Non seulement le sentiment d’inachevé du thème principal (un reproche souvent exprimé ici et là par la critique et les fans du compositeur) reflète parfaitement la vie brisée du chirurgien Strange, mais par la même occasion, Giacchino contourne l’usage du studio de ne pas enraciner chez l’auditoire une ligne mélodique facile à retenir, n’achevant jamais tout à fait son thème qui semble donc suspendu, écho au talent développé par Strange dans le film, celui de faire durer éternellement les choses en empêchant le fil du temps de se dérouler… Que voilà donc un compositeur intelligent, qui transforme la contrainte en avantage tout en servant impeccablement le personnage principal !

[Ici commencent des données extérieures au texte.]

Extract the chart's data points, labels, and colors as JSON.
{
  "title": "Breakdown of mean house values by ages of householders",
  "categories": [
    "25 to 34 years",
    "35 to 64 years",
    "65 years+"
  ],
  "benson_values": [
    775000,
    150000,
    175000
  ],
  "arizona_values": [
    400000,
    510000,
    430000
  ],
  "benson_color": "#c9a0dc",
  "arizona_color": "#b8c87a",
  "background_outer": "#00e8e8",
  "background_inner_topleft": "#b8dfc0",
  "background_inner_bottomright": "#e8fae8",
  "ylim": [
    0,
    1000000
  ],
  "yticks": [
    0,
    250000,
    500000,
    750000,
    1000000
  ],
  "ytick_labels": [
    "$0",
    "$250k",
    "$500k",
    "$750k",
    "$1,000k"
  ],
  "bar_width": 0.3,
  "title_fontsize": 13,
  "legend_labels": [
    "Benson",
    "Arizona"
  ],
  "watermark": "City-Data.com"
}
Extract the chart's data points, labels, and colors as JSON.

Outre l’orchestre, Giacchino convoque aussi un chœur pour les moments dramatiques (l’heure est grave, la Terre risque de sombrer dans la dimension Noire !). La palette sonore comporte également le piano (instrument présent dans l’appartement de Strange) qui souligne de façon cruelle le fait que les mains, l’ultime outil du chirgurgien (mais aussi du pianiste !), sont brisées. L’utilisation inhabituelle mais ici justifiée du clavecin sert à évoquer autant la noblesse de Strange (aspect renforcé par la cape de lévitation qui le protège) que son côté aristocratique supérieur. L’aspect ethnique est également souligné par le sitar qui a ici tout à fait sa place, une bonne partie des personnages évoluant au Népal. Pour évoquer le mysticisme, Giacchino manipule les sonorités, les inversant et les triturant, intégrant parfois des feulements de cuivre digne d’Elliot Goldenthal et une section rythmique… ensorcelée.

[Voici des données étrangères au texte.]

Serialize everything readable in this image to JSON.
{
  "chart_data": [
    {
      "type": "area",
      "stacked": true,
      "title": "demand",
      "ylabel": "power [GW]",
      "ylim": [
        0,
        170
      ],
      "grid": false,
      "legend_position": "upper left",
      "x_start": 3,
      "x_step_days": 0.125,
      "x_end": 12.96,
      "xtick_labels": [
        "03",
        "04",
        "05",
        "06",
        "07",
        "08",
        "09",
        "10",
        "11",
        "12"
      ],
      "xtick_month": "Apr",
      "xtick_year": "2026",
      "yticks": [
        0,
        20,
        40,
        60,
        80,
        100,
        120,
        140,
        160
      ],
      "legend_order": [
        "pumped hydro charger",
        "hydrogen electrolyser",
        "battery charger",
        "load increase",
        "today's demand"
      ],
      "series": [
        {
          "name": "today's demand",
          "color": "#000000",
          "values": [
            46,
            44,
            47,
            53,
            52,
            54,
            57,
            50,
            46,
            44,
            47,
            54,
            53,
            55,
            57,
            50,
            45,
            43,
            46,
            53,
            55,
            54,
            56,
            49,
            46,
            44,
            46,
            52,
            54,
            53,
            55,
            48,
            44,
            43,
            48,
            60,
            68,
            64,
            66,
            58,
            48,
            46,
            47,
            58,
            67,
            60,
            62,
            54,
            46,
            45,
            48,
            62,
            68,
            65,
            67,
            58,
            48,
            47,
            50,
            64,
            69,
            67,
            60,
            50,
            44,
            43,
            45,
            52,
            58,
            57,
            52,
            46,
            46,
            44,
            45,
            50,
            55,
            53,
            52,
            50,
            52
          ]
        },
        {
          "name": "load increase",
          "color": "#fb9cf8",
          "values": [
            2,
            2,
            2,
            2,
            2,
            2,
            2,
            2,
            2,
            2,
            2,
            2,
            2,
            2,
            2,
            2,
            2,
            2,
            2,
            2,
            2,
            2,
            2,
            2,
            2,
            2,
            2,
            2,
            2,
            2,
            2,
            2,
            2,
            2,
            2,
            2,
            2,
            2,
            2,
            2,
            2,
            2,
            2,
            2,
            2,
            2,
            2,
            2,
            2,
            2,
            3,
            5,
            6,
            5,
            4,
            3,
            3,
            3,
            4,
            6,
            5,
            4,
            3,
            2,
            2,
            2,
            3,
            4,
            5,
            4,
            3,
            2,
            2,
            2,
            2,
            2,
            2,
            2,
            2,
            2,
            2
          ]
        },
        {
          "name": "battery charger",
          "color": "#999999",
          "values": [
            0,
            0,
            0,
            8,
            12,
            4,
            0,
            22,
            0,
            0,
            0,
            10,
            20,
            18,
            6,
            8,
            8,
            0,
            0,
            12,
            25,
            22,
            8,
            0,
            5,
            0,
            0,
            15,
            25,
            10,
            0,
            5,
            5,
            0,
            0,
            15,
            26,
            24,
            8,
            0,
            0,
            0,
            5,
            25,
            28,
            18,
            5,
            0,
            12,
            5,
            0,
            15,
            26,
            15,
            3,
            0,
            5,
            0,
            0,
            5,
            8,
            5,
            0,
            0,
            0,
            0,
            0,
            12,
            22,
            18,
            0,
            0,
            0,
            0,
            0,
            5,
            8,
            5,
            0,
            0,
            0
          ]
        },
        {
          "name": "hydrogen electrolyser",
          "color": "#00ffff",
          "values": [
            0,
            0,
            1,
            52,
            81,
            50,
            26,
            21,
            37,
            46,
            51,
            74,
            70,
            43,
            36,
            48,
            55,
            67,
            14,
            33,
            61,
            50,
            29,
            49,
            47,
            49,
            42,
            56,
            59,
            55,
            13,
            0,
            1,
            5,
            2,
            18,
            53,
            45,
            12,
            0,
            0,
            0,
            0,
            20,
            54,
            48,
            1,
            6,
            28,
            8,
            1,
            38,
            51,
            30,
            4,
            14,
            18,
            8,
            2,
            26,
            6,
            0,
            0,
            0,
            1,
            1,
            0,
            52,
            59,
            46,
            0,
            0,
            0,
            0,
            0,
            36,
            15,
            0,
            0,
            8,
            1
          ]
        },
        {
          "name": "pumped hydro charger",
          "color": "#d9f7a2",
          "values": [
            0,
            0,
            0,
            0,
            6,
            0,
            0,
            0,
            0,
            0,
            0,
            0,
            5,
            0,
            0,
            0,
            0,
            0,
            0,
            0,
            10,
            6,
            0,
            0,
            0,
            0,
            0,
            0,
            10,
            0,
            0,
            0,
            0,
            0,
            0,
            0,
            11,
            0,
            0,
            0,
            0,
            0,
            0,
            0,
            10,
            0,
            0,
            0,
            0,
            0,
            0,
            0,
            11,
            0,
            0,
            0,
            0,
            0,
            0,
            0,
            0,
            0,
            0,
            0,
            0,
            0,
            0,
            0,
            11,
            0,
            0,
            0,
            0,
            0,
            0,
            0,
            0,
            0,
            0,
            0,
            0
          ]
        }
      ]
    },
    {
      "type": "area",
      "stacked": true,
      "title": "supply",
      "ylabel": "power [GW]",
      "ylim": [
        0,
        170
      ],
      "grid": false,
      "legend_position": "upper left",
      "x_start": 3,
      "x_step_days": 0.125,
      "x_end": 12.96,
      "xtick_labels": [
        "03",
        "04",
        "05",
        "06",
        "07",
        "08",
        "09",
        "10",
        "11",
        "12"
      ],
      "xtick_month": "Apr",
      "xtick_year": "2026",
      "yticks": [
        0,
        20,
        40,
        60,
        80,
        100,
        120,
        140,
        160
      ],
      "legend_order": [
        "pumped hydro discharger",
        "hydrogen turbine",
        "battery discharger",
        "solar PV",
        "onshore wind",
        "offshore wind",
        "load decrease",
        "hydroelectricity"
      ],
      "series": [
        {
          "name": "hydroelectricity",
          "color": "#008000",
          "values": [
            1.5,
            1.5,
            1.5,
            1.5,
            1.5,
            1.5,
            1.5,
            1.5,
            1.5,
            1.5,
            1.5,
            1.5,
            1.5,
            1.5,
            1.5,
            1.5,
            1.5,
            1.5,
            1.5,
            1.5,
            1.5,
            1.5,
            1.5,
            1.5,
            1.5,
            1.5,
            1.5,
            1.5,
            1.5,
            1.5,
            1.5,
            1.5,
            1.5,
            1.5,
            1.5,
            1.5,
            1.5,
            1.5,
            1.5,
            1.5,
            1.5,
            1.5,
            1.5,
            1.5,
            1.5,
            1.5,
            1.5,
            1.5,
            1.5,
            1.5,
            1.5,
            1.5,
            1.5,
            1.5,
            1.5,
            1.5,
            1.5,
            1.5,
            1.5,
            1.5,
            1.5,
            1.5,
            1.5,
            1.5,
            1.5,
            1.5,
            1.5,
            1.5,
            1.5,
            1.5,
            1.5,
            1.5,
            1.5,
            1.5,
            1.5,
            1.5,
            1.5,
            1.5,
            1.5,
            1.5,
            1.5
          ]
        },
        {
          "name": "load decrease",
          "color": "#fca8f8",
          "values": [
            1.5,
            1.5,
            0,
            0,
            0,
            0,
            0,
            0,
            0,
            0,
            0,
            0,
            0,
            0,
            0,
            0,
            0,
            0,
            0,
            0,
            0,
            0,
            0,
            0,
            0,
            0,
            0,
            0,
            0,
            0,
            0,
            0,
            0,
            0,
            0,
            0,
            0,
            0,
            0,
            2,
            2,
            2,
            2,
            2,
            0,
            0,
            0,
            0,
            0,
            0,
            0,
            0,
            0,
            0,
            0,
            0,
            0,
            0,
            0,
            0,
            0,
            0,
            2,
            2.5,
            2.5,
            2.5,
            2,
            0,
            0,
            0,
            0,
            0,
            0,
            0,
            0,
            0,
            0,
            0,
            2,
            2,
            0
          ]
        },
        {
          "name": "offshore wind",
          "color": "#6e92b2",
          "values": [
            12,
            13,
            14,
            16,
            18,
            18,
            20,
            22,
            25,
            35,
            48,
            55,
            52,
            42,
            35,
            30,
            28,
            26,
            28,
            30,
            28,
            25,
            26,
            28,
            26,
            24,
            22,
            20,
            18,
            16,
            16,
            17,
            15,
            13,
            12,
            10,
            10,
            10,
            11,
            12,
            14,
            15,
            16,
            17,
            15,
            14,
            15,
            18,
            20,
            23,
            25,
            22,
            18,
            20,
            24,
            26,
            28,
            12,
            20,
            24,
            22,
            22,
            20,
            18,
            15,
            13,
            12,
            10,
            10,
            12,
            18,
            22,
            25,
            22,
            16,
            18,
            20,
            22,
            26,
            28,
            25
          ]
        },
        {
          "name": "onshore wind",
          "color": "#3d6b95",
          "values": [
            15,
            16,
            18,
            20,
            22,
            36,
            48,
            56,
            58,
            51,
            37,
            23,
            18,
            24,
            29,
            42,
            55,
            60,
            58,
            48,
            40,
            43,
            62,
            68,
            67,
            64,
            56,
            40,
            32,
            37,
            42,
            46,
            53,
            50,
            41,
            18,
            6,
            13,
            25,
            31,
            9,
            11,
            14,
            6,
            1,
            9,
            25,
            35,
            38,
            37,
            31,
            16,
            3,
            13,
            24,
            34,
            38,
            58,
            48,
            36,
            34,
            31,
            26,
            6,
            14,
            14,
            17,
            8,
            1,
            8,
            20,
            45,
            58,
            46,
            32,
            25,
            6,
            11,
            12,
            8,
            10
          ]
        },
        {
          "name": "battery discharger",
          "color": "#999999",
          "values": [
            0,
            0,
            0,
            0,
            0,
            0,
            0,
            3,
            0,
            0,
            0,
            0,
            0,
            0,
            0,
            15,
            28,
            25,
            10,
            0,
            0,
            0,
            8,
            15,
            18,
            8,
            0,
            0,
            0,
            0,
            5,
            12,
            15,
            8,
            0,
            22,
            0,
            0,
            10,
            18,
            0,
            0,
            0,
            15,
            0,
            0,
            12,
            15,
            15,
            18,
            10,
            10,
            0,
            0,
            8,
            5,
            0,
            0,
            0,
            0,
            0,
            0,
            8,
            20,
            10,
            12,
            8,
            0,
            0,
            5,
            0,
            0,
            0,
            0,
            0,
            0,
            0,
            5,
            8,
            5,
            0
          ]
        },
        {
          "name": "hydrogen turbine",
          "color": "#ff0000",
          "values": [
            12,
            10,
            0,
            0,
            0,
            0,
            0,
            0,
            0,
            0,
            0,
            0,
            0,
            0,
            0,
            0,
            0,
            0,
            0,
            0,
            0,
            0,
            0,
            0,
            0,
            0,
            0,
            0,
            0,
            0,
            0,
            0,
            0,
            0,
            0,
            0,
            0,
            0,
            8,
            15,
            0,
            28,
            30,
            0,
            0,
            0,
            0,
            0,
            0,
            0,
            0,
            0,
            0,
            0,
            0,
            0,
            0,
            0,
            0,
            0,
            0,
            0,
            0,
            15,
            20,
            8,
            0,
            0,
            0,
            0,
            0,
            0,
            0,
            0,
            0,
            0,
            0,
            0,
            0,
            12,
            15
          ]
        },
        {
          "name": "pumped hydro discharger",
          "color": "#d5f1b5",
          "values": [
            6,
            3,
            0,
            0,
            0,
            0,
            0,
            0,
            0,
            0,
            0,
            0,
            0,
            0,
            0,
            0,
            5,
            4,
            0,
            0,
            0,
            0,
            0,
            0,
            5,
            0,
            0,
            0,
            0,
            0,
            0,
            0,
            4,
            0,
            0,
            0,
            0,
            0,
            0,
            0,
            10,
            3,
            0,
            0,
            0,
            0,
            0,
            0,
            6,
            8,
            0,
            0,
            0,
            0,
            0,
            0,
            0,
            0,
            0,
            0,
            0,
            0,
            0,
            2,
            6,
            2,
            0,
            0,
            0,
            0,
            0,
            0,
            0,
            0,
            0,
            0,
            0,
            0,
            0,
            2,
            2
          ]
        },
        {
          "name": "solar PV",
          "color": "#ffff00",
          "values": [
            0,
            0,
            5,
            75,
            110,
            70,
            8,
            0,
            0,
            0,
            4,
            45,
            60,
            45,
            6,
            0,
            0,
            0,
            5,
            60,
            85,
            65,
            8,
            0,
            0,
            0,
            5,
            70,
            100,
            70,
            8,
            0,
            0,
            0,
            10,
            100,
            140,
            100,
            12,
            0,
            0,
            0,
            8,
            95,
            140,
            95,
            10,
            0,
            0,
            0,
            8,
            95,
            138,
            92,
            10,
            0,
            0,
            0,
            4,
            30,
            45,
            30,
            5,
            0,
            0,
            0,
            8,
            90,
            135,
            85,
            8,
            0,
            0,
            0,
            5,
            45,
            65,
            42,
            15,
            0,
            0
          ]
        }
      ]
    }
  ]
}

Si la musique est parfois diluée dans le maelström sonore du film, les soixante-six minutes qui figurent sur le disque en constituent une parfaite synthèse, alternant les morceaux épiques avec d’autres plus mystiques. La quintessence de l’album se répartit sur les trois dernières pistes, superbes, et le générique de fin intègre immédiatement le palmarès des meilleurs morceaux de l’année 2016, avec sa relecture extraordinaire du thème principal dans une sorte de pop indienne qui mixerait les sonorités du rock progressif des années 60 avec Genesis, George Harrison et Ravi Shankar ! Un monument de coolitude qui sied parfaitement à notre bon docteur. Après ce sacré bon tour, il n’y a plus qu’à espérer que Michael Giacchino saura très bientôt nous entraîner dans une galaxie lointaine, très lointaine…

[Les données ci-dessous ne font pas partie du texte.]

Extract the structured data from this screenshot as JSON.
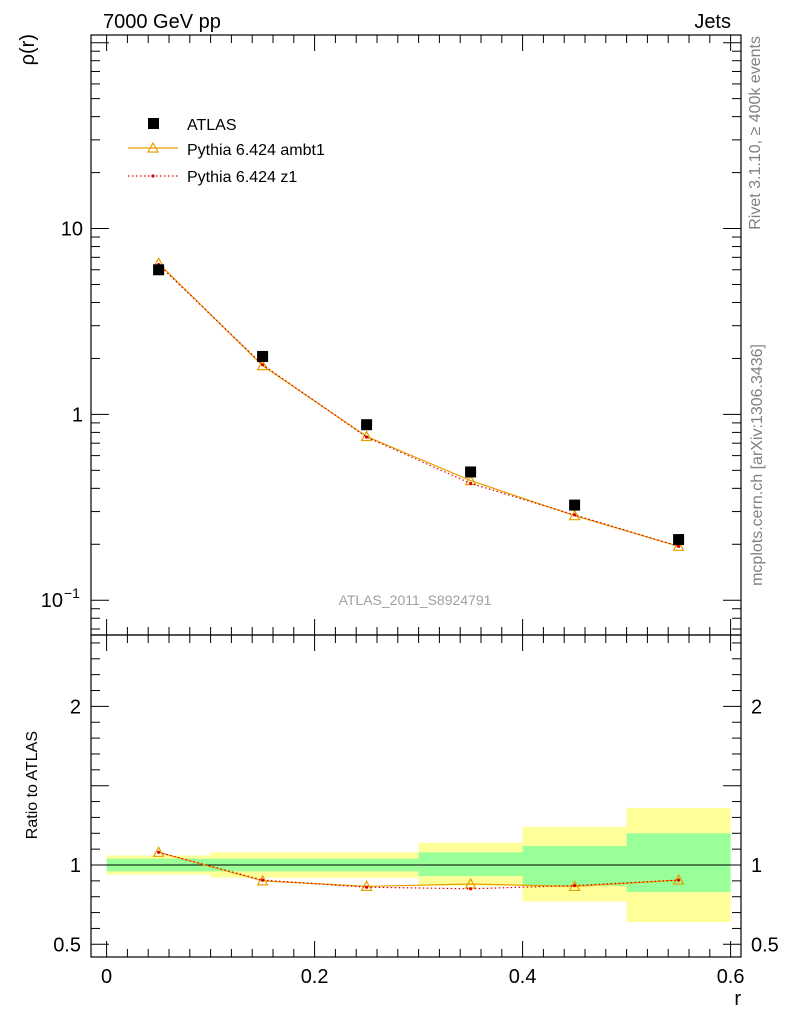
{
  "header": {
    "left": "7000 GeV pp",
    "right": "Jets"
  },
  "side_texts": {
    "rivet": "Rivet 3.1.10, ≥ 400k events",
    "mcplots": "mcplots.cern.ch [arXiv:1306.3436]"
  },
  "chart_data": [
    {
      "type": "scatter",
      "scale": "log",
      "title": "",
      "ylabel": "ρ(r)",
      "xlabel": "",
      "watermark": "ATLAS_2011_S8924791",
      "xlim": [
        -0.015,
        0.61
      ],
      "ylim": [
        0.065,
        110
      ],
      "y_ticks": [
        {
          "v": 10,
          "label": "10"
        },
        {
          "v": 1,
          "label": "1"
        },
        {
          "v": 0.1,
          "label": "10",
          "sup": "−1"
        }
      ],
      "x": [
        0.05,
        0.15,
        0.25,
        0.35,
        0.45,
        0.55
      ],
      "series": [
        {
          "name": "ATLAS",
          "style": "data",
          "color": "#000000",
          "values": [
            6.0,
            2.05,
            0.88,
            0.49,
            0.325,
            0.212
          ]
        },
        {
          "name": "Pythia 6.424 ambt1",
          "style": "triangle-line",
          "color": "#e69f00",
          "values": [
            6.5,
            1.83,
            0.76,
            0.44,
            0.285,
            0.195
          ]
        },
        {
          "name": "Pythia 6.424 z1",
          "style": "dotted",
          "color": "#dd0000",
          "values": [
            6.4,
            1.85,
            0.755,
            0.425,
            0.288,
            0.195
          ]
        }
      ]
    },
    {
      "type": "line",
      "ylabel": "Ratio to ATLAS",
      "xlabel": "r",
      "xlim": [
        -0.015,
        0.61
      ],
      "ylim": [
        0.42,
        2.45
      ],
      "y_ticks": [
        {
          "v": 2,
          "label": "2"
        },
        {
          "v": 1,
          "label": "1"
        },
        {
          "v": 0.5,
          "label": "0.5"
        }
      ],
      "x_ticks": [
        {
          "v": 0,
          "label": "0"
        },
        {
          "v": 0.2,
          "label": "0.2"
        },
        {
          "v": 0.4,
          "label": "0.4"
        },
        {
          "v": 0.6,
          "label": "0.6"
        }
      ],
      "bands": [
        {
          "x0": 0.0,
          "x1": 0.1,
          "stat": [
            0.96,
            1.04
          ],
          "total": [
            0.94,
            1.06
          ]
        },
        {
          "x0": 0.1,
          "x1": 0.2,
          "stat": [
            0.96,
            1.04
          ],
          "total": [
            0.92,
            1.08
          ]
        },
        {
          "x0": 0.2,
          "x1": 0.3,
          "stat": [
            0.96,
            1.04
          ],
          "total": [
            0.92,
            1.08
          ]
        },
        {
          "x0": 0.3,
          "x1": 0.4,
          "stat": [
            0.93,
            1.08
          ],
          "total": [
            0.87,
            1.14
          ]
        },
        {
          "x0": 0.4,
          "x1": 0.5,
          "stat": [
            0.87,
            1.12
          ],
          "total": [
            0.77,
            1.24
          ]
        },
        {
          "x0": 0.5,
          "x1": 0.6,
          "stat": [
            0.83,
            1.2
          ],
          "total": [
            0.64,
            1.36
          ]
        }
      ],
      "x": [
        0.05,
        0.15,
        0.25,
        0.35,
        0.45,
        0.55
      ],
      "series": [
        {
          "name": "Pythia 6.424 ambt1",
          "style": "triangle-line",
          "color": "#e69f00",
          "values": [
            1.08,
            0.9,
            0.865,
            0.88,
            0.865,
            0.905
          ]
        },
        {
          "name": "Pythia 6.424 z1",
          "style": "dotted",
          "color": "#dd0000",
          "values": [
            1.08,
            0.905,
            0.86,
            0.85,
            0.87,
            0.905
          ]
        }
      ]
    }
  ]
}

(1) Les productions Marvel Entertainement ont été rachetées par Disney fin 2009.
(2) Brian Tyler était l’auteur de la fanfare précédente. Mais en 2015, il a plus ou moins abandonné le navire Marvel alors qu’il travaillait sur Avengers: Age Of Ultron (d’où la co-intervention d’Elfman) pour aller s’amuser sur le septième Fast & Furious.